Although the inclusion of UO2 particles produces advantageous X2Ba4CuUOz particles, it is not possible using known techniques to predetermine size, number etc of the second phase particles within the crystal and the processing temperatures and times for manufacturing the crystal need to be carefully adjusted to ensure that second phase particles are formed in sufficient numbers to be advantageous. Furthermore, using processes such as top-seed melt processing to produce the uranium-doped crystals by adding UO2, is relatively difficult and the conditions for processing need to be set within fairly limited range in order for the UO2 and X—Ba—Cu—O crystals to be able to tolerate the required temperatures and times in which to form second phase particles within the final crystal.

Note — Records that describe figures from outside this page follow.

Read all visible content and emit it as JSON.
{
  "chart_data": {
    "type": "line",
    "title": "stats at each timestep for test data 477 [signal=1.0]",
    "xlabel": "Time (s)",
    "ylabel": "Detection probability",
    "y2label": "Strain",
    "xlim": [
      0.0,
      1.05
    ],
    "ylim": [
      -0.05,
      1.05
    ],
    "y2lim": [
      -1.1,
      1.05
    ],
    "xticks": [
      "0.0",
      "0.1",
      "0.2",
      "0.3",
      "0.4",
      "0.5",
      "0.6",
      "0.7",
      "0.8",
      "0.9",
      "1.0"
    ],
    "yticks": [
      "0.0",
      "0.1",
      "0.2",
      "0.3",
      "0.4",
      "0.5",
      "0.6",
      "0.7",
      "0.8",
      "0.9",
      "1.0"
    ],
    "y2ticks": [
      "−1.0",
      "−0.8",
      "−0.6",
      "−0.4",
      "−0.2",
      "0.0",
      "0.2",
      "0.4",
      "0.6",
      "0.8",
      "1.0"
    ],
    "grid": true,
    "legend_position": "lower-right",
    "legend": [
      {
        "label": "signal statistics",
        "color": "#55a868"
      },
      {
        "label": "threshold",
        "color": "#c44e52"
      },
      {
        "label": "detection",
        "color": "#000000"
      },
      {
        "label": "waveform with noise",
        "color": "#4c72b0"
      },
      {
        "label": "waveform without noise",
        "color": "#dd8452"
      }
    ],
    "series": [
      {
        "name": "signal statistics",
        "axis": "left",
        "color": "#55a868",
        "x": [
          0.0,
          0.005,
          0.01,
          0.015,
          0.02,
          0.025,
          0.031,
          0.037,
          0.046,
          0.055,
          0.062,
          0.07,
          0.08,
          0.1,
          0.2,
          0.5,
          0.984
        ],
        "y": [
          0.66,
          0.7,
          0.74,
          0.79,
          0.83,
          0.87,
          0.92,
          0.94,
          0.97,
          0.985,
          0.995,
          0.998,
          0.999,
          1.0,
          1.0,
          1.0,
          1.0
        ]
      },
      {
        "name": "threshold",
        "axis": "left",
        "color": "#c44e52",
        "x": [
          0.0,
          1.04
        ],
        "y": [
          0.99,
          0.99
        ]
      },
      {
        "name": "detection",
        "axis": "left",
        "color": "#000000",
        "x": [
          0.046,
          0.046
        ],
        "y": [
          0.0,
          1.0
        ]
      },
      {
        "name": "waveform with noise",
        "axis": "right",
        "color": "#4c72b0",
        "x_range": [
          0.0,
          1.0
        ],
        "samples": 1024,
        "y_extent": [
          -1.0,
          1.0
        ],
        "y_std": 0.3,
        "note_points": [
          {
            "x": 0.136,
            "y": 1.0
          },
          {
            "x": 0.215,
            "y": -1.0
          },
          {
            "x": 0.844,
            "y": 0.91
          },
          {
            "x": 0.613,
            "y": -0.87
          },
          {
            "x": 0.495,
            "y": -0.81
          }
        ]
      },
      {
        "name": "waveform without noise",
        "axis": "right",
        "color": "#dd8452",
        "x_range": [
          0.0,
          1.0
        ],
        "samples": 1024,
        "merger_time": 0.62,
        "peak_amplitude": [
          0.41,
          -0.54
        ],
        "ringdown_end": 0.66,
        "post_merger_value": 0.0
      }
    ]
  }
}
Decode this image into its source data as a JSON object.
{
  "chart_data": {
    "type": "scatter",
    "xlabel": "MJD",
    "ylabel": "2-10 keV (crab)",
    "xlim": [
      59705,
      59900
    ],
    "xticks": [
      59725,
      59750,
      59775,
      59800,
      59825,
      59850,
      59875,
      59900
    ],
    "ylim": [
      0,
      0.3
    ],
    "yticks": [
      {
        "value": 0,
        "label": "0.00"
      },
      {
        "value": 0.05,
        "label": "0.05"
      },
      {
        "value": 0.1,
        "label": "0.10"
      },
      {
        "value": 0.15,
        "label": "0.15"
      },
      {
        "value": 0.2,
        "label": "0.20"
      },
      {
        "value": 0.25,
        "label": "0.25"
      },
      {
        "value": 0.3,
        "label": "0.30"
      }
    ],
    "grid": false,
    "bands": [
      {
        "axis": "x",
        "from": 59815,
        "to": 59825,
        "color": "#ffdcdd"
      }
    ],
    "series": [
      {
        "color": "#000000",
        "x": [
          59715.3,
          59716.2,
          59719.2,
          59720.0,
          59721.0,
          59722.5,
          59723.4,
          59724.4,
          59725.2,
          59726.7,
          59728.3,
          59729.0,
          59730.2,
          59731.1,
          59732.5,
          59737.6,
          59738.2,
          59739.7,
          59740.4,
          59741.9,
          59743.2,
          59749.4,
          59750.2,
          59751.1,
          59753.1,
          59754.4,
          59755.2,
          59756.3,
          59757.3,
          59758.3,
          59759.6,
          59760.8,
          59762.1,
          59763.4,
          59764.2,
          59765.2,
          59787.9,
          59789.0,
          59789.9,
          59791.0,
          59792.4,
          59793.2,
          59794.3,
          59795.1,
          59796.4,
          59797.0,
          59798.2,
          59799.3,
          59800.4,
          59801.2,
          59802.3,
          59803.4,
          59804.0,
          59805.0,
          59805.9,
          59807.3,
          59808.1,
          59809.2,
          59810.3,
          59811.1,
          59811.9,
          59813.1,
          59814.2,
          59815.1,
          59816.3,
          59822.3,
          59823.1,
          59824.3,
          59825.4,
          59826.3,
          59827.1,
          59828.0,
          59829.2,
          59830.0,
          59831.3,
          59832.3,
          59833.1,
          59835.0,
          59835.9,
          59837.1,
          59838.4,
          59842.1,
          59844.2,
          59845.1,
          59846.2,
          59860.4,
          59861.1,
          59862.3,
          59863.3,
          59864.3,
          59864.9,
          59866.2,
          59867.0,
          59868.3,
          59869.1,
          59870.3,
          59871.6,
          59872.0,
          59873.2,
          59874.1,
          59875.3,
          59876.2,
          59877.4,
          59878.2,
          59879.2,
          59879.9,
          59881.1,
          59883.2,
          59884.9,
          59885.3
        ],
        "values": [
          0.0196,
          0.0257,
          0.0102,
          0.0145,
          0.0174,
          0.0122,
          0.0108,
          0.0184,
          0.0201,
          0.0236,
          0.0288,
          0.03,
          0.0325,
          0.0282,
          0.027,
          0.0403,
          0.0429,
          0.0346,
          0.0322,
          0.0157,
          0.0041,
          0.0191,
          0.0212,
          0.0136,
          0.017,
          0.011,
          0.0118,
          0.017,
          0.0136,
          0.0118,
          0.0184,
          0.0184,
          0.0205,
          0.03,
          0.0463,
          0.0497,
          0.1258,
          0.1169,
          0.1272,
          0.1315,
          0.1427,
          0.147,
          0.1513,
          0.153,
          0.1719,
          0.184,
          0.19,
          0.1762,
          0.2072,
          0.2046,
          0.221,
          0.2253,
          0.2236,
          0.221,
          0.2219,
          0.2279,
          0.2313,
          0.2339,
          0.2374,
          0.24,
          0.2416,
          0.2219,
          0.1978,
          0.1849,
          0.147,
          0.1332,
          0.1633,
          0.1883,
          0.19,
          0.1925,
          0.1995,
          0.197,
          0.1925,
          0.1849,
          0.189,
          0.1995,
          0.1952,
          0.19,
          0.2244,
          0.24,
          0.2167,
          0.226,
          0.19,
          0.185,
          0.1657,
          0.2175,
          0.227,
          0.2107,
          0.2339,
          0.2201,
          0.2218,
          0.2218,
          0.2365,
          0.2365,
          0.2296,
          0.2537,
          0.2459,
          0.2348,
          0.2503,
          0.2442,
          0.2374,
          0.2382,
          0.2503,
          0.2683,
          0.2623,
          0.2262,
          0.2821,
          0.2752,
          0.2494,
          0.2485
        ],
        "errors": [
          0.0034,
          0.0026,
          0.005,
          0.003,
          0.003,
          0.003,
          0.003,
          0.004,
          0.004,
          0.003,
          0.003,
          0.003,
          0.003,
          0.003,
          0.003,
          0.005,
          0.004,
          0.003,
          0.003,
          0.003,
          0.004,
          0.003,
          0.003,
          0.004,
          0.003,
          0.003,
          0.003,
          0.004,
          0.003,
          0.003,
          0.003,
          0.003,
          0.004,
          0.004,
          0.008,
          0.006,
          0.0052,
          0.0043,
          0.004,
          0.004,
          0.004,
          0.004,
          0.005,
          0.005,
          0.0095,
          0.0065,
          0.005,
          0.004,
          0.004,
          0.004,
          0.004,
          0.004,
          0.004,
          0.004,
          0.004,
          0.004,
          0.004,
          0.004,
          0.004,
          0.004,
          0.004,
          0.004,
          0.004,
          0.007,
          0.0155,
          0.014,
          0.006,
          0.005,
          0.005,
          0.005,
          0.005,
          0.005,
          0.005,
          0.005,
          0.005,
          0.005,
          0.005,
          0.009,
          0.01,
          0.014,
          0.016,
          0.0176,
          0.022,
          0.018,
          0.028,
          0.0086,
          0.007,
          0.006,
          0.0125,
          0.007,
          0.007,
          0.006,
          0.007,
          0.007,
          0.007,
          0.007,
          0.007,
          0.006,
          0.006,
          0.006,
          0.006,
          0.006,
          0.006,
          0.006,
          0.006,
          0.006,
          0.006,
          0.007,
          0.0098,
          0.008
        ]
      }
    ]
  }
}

It would therefore be advantageous to provide a method of manufacturing a uranium-doped X—Ba—Cu—O type material or a X—Ba—Cu—O material doped with other elements in which the size and number of second phase particles can be predetermined before the crystal is formed. It would furthermore be advantageous to provide a method which allows increased tolerance of the manufacturing conditions and parameters and which reduces processing temperatures and times to lower cost and increase optimisation of the crystal growth process.
It would furthermore be advantageous to produce a uranium-doped X—Ba—Cu—O crystal or a X—Ba—Cu—O crystal doped with other elements, for which the first phase particles produce even stronger magnetic fields than in known uranium-doped crystals and in which addition of further dopants may increase overall performance of the crystal. It would also be advantageous to provide a doped X—Ba—Cu—O type material in which the addition of platinum, currently used to refine the particle size of doped X—Ba—Cu—O crystals, can be dispensed with without any detrimental effect to the properties of the crystals produced.
It is therefore an aim of preferred embodiments of the present invention to overcome or mitigate at least one problem of the prior art whether expressly disclosed herein or not.